Other recommendations in the report, co-authored by Jurgen Rehm of CAMH and Dr. Mark Tyndall of the University of British Columbia, include:
– Developing and enforcing guidelines for prescribing opioids only in exceptional cases, in which there is strong scientific evidence for their use.
– Prescribing opioids in limited dosages and for a limited duration.
– Establishing real-time electronic prescription monitoring systems across Canada that physicians and pharmacists would have to consult before prescribing or dispensing the narcotics.
“It is late – but not too late – to move toward reducing the toll of opioid overuse and abuse in Canada,” Fischer said.
He noted that illicit fentanyl pills from China and Mexico that increasingly are being trafficked on the street in Canada – and have been responsible for numerous overdose deaths, particularly in B.C. – have been a distraction from the domestic crisis created by excessive prescribing of medical opioids, which often are diverted to recreational users.
“The fake fentanyl is filling and fuelling the demand that our medical system has created,” he said, adding that a national strategy needs to deal with prevention as well as treatment for the thousands of Canadians who have become dependent on the drugs.
The federal government is holding a national summit on opioids in Ottawa on Nov. 18, which will include addiction experts and organizations such as CAMH.
At the time of the summit’s announcement in July, federal Health Minister Jane Philpott agreed the problem of overprescribing and opioid-related deaths has continued to worsen over the last several years.
“There’s a very wide range of organizations that need to be involved in order to address the problem from the point of view of prevention and treatment,” Philpott told The Canadian Press at the time.
In a related CMAJ commentary Monday, Drs.

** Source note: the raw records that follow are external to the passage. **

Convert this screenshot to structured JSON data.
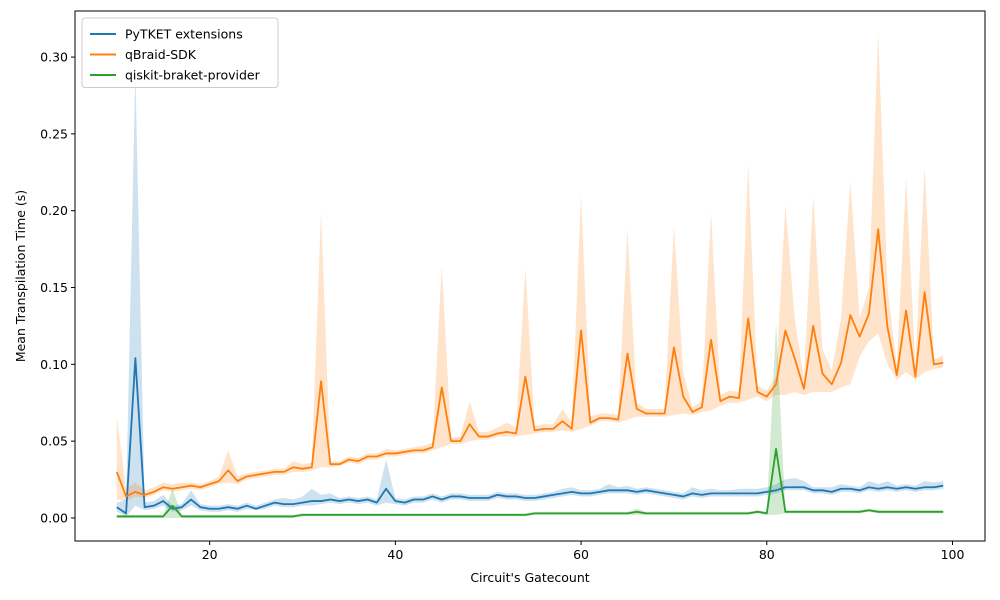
{
  "chart_data": {
    "type": "line",
    "title": "",
    "xlabel": "Circuit's Gatecount",
    "ylabel": "Mean Transpilation Time (s)",
    "xlim": [
      5.5,
      103.5
    ],
    "ylim": [
      -0.015,
      0.33
    ],
    "xticks": [
      20,
      40,
      60,
      80,
      100
    ],
    "yticks": [
      0.0,
      0.05,
      0.1,
      0.15,
      0.2,
      0.25,
      0.3
    ],
    "ytick_labels": [
      "0.00",
      "0.05",
      "0.10",
      "0.15",
      "0.20",
      "0.25",
      "0.30"
    ],
    "grid": false,
    "legend_position": "upper-left",
    "x": [
      10,
      11,
      12,
      13,
      14,
      15,
      16,
      17,
      18,
      19,
      20,
      21,
      22,
      23,
      24,
      25,
      26,
      27,
      28,
      29,
      30,
      31,
      32,
      33,
      34,
      35,
      36,
      37,
      38,
      39,
      40,
      41,
      42,
      43,
      44,
      45,
      46,
      47,
      48,
      49,
      50,
      51,
      52,
      53,
      54,
      55,
      56,
      57,
      58,
      59,
      60,
      61,
      62,
      63,
      64,
      65,
      66,
      67,
      68,
      69,
      70,
      71,
      72,
      73,
      74,
      75,
      76,
      77,
      78,
      79,
      80,
      81,
      82,
      83,
      84,
      85,
      86,
      87,
      88,
      89,
      90,
      91,
      92,
      93,
      94,
      95,
      96,
      97,
      98,
      99
    ],
    "series": [
      {
        "name": "PyTKET extensions",
        "color": "#1f77b4",
        "band_opacity": 0.22,
        "values": [
          0.007,
          0.003,
          0.104,
          0.007,
          0.008,
          0.011,
          0.006,
          0.007,
          0.012,
          0.007,
          0.006,
          0.006,
          0.007,
          0.006,
          0.008,
          0.006,
          0.008,
          0.01,
          0.009,
          0.009,
          0.01,
          0.011,
          0.011,
          0.012,
          0.011,
          0.012,
          0.011,
          0.012,
          0.01,
          0.019,
          0.011,
          0.01,
          0.012,
          0.012,
          0.014,
          0.012,
          0.014,
          0.014,
          0.013,
          0.013,
          0.013,
          0.015,
          0.014,
          0.014,
          0.013,
          0.013,
          0.014,
          0.015,
          0.016,
          0.017,
          0.016,
          0.016,
          0.017,
          0.018,
          0.018,
          0.018,
          0.017,
          0.018,
          0.017,
          0.016,
          0.015,
          0.014,
          0.016,
          0.015,
          0.016,
          0.016,
          0.016,
          0.016,
          0.016,
          0.016,
          0.017,
          0.018,
          0.02,
          0.02,
          0.02,
          0.018,
          0.018,
          0.017,
          0.019,
          0.019,
          0.018,
          0.02,
          0.019,
          0.02,
          0.019,
          0.02,
          0.019,
          0.02,
          0.02,
          0.021
        ],
        "upper": [
          0.01,
          0.012,
          0.29,
          0.01,
          0.011,
          0.015,
          0.008,
          0.009,
          0.018,
          0.009,
          0.008,
          0.008,
          0.009,
          0.008,
          0.01,
          0.008,
          0.01,
          0.012,
          0.013,
          0.012,
          0.014,
          0.019,
          0.015,
          0.016,
          0.013,
          0.014,
          0.013,
          0.014,
          0.012,
          0.038,
          0.013,
          0.012,
          0.014,
          0.014,
          0.016,
          0.014,
          0.016,
          0.016,
          0.015,
          0.015,
          0.015,
          0.017,
          0.016,
          0.016,
          0.015,
          0.015,
          0.016,
          0.017,
          0.019,
          0.02,
          0.018,
          0.018,
          0.019,
          0.022,
          0.02,
          0.021,
          0.019,
          0.02,
          0.019,
          0.018,
          0.017,
          0.016,
          0.02,
          0.018,
          0.019,
          0.018,
          0.018,
          0.019,
          0.019,
          0.019,
          0.02,
          0.022,
          0.025,
          0.026,
          0.024,
          0.02,
          0.02,
          0.02,
          0.022,
          0.021,
          0.02,
          0.024,
          0.022,
          0.024,
          0.021,
          0.022,
          0.021,
          0.024,
          0.023,
          0.024
        ],
        "lower": [
          0.004,
          0.001,
          0.008,
          0.005,
          0.006,
          0.008,
          0.004,
          0.005,
          0.008,
          0.005,
          0.004,
          0.004,
          0.005,
          0.004,
          0.006,
          0.005,
          0.006,
          0.008,
          0.007,
          0.007,
          0.008,
          0.008,
          0.009,
          0.01,
          0.009,
          0.01,
          0.009,
          0.01,
          0.008,
          0.01,
          0.009,
          0.008,
          0.01,
          0.01,
          0.012,
          0.01,
          0.012,
          0.012,
          0.011,
          0.011,
          0.011,
          0.013,
          0.012,
          0.012,
          0.011,
          0.011,
          0.012,
          0.013,
          0.014,
          0.015,
          0.014,
          0.014,
          0.015,
          0.016,
          0.016,
          0.016,
          0.015,
          0.016,
          0.015,
          0.014,
          0.013,
          0.012,
          0.014,
          0.013,
          0.014,
          0.014,
          0.014,
          0.014,
          0.014,
          0.014,
          0.015,
          0.016,
          0.018,
          0.018,
          0.018,
          0.016,
          0.016,
          0.015,
          0.017,
          0.017,
          0.016,
          0.018,
          0.017,
          0.018,
          0.017,
          0.018,
          0.017,
          0.018,
          0.018,
          0.019
        ]
      },
      {
        "name": "qBraid-SDK",
        "color": "#ff7f0e",
        "band_opacity": 0.22,
        "values": [
          0.03,
          0.014,
          0.017,
          0.015,
          0.017,
          0.02,
          0.019,
          0.02,
          0.021,
          0.02,
          0.022,
          0.024,
          0.031,
          0.024,
          0.027,
          0.028,
          0.029,
          0.03,
          0.03,
          0.033,
          0.032,
          0.033,
          0.089,
          0.035,
          0.035,
          0.038,
          0.037,
          0.04,
          0.04,
          0.042,
          0.042,
          0.043,
          0.044,
          0.044,
          0.046,
          0.085,
          0.05,
          0.05,
          0.061,
          0.053,
          0.053,
          0.055,
          0.056,
          0.055,
          0.092,
          0.057,
          0.058,
          0.058,
          0.063,
          0.058,
          0.122,
          0.062,
          0.065,
          0.065,
          0.064,
          0.107,
          0.071,
          0.068,
          0.068,
          0.068,
          0.111,
          0.079,
          0.069,
          0.072,
          0.116,
          0.076,
          0.079,
          0.078,
          0.13,
          0.082,
          0.079,
          0.087,
          0.122,
          0.104,
          0.084,
          0.125,
          0.094,
          0.087,
          0.101,
          0.132,
          0.118,
          0.133,
          0.188,
          0.124,
          0.093,
          0.135,
          0.092,
          0.147,
          0.1,
          0.101
        ],
        "upper": [
          0.066,
          0.019,
          0.023,
          0.018,
          0.02,
          0.023,
          0.022,
          0.023,
          0.023,
          0.022,
          0.024,
          0.027,
          0.044,
          0.027,
          0.029,
          0.03,
          0.031,
          0.032,
          0.032,
          0.037,
          0.035,
          0.036,
          0.199,
          0.037,
          0.037,
          0.04,
          0.039,
          0.042,
          0.042,
          0.045,
          0.044,
          0.045,
          0.046,
          0.047,
          0.049,
          0.164,
          0.052,
          0.053,
          0.076,
          0.056,
          0.056,
          0.059,
          0.062,
          0.059,
          0.163,
          0.06,
          0.061,
          0.061,
          0.071,
          0.062,
          0.211,
          0.066,
          0.068,
          0.068,
          0.067,
          0.188,
          0.075,
          0.071,
          0.071,
          0.071,
          0.19,
          0.095,
          0.072,
          0.076,
          0.199,
          0.08,
          0.083,
          0.082,
          0.23,
          0.086,
          0.083,
          0.092,
          0.204,
          0.13,
          0.09,
          0.21,
          0.11,
          0.096,
          0.13,
          0.219,
          0.13,
          0.15,
          0.316,
          0.15,
          0.099,
          0.222,
          0.099,
          0.229,
          0.103,
          0.106
        ],
        "lower": [
          0.012,
          0.011,
          0.014,
          0.013,
          0.015,
          0.018,
          0.017,
          0.018,
          0.019,
          0.018,
          0.02,
          0.022,
          0.023,
          0.022,
          0.025,
          0.026,
          0.027,
          0.028,
          0.028,
          0.03,
          0.03,
          0.031,
          0.033,
          0.033,
          0.034,
          0.036,
          0.035,
          0.038,
          0.038,
          0.04,
          0.04,
          0.041,
          0.042,
          0.042,
          0.044,
          0.046,
          0.048,
          0.048,
          0.05,
          0.051,
          0.051,
          0.053,
          0.053,
          0.053,
          0.054,
          0.055,
          0.056,
          0.056,
          0.057,
          0.056,
          0.058,
          0.06,
          0.063,
          0.063,
          0.062,
          0.064,
          0.066,
          0.066,
          0.066,
          0.066,
          0.067,
          0.068,
          0.067,
          0.069,
          0.07,
          0.073,
          0.075,
          0.075,
          0.077,
          0.079,
          0.076,
          0.08,
          0.08,
          0.082,
          0.08,
          0.082,
          0.082,
          0.082,
          0.085,
          0.087,
          0.105,
          0.115,
          0.12,
          0.1,
          0.09,
          0.095,
          0.09,
          0.095,
          0.097,
          0.098
        ]
      },
      {
        "name": "qiskit-braket-provider",
        "color": "#2ca02c",
        "band_opacity": 0.22,
        "values": [
          0.001,
          0.001,
          0.001,
          0.001,
          0.001,
          0.001,
          0.008,
          0.001,
          0.001,
          0.001,
          0.001,
          0.001,
          0.001,
          0.001,
          0.001,
          0.001,
          0.001,
          0.001,
          0.001,
          0.001,
          0.002,
          0.002,
          0.002,
          0.002,
          0.002,
          0.002,
          0.002,
          0.002,
          0.002,
          0.002,
          0.002,
          0.002,
          0.002,
          0.002,
          0.002,
          0.002,
          0.002,
          0.002,
          0.002,
          0.002,
          0.002,
          0.002,
          0.002,
          0.002,
          0.002,
          0.003,
          0.003,
          0.003,
          0.003,
          0.003,
          0.003,
          0.003,
          0.003,
          0.003,
          0.003,
          0.003,
          0.004,
          0.003,
          0.003,
          0.003,
          0.003,
          0.003,
          0.003,
          0.003,
          0.003,
          0.003,
          0.003,
          0.003,
          0.003,
          0.004,
          0.003,
          0.045,
          0.004,
          0.004,
          0.004,
          0.004,
          0.004,
          0.004,
          0.004,
          0.004,
          0.004,
          0.005,
          0.004,
          0.004,
          0.004,
          0.004,
          0.004,
          0.004,
          0.004,
          0.004
        ],
        "upper": [
          0.002,
          0.002,
          0.002,
          0.002,
          0.002,
          0.002,
          0.019,
          0.002,
          0.002,
          0.002,
          0.002,
          0.002,
          0.002,
          0.002,
          0.002,
          0.002,
          0.002,
          0.002,
          0.002,
          0.002,
          0.003,
          0.003,
          0.003,
          0.003,
          0.003,
          0.003,
          0.003,
          0.003,
          0.003,
          0.003,
          0.003,
          0.003,
          0.003,
          0.003,
          0.003,
          0.003,
          0.003,
          0.003,
          0.003,
          0.003,
          0.003,
          0.003,
          0.003,
          0.003,
          0.003,
          0.004,
          0.004,
          0.004,
          0.004,
          0.004,
          0.004,
          0.004,
          0.004,
          0.004,
          0.004,
          0.004,
          0.006,
          0.004,
          0.004,
          0.004,
          0.004,
          0.004,
          0.004,
          0.004,
          0.004,
          0.004,
          0.004,
          0.004,
          0.004,
          0.005,
          0.004,
          0.127,
          0.005,
          0.005,
          0.005,
          0.005,
          0.005,
          0.005,
          0.005,
          0.005,
          0.005,
          0.006,
          0.005,
          0.005,
          0.005,
          0.005,
          0.005,
          0.005,
          0.005,
          0.005
        ],
        "lower": [
          0.0,
          0.0,
          0.0,
          0.0,
          0.0,
          0.0,
          0.0,
          0.0,
          0.0,
          0.0,
          0.0,
          0.0,
          0.0,
          0.0,
          0.0,
          0.0,
          0.0,
          0.0,
          0.0,
          0.0,
          0.001,
          0.001,
          0.001,
          0.001,
          0.001,
          0.001,
          0.001,
          0.001,
          0.001,
          0.001,
          0.001,
          0.001,
          0.001,
          0.001,
          0.001,
          0.001,
          0.001,
          0.001,
          0.001,
          0.001,
          0.001,
          0.001,
          0.001,
          0.001,
          0.001,
          0.002,
          0.002,
          0.002,
          0.002,
          0.002,
          0.002,
          0.002,
          0.002,
          0.002,
          0.002,
          0.002,
          0.002,
          0.002,
          0.002,
          0.002,
          0.002,
          0.002,
          0.002,
          0.002,
          0.002,
          0.002,
          0.002,
          0.002,
          0.002,
          0.003,
          0.002,
          0.002,
          0.003,
          0.003,
          0.003,
          0.003,
          0.003,
          0.003,
          0.003,
          0.003,
          0.003,
          0.004,
          0.003,
          0.003,
          0.003,
          0.003,
          0.003,
          0.003,
          0.003,
          0.003
        ]
      }
    ]
  }
}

M. Eugenia Socias and Keith Ahamad, researchers at the B.C. Centre for Excellence in HIV/AIDS, say changing prescribing practices may help protect patients in the future.
“However, we’re in the middle of an opioid overdose epidemic due to untreated addiction…. We need to act now: Canada can no longer afford to be a witness to this devastating epidemic,” they write, suggesting that Canada adopt a plan similar to the National Pain Strategy in the United States.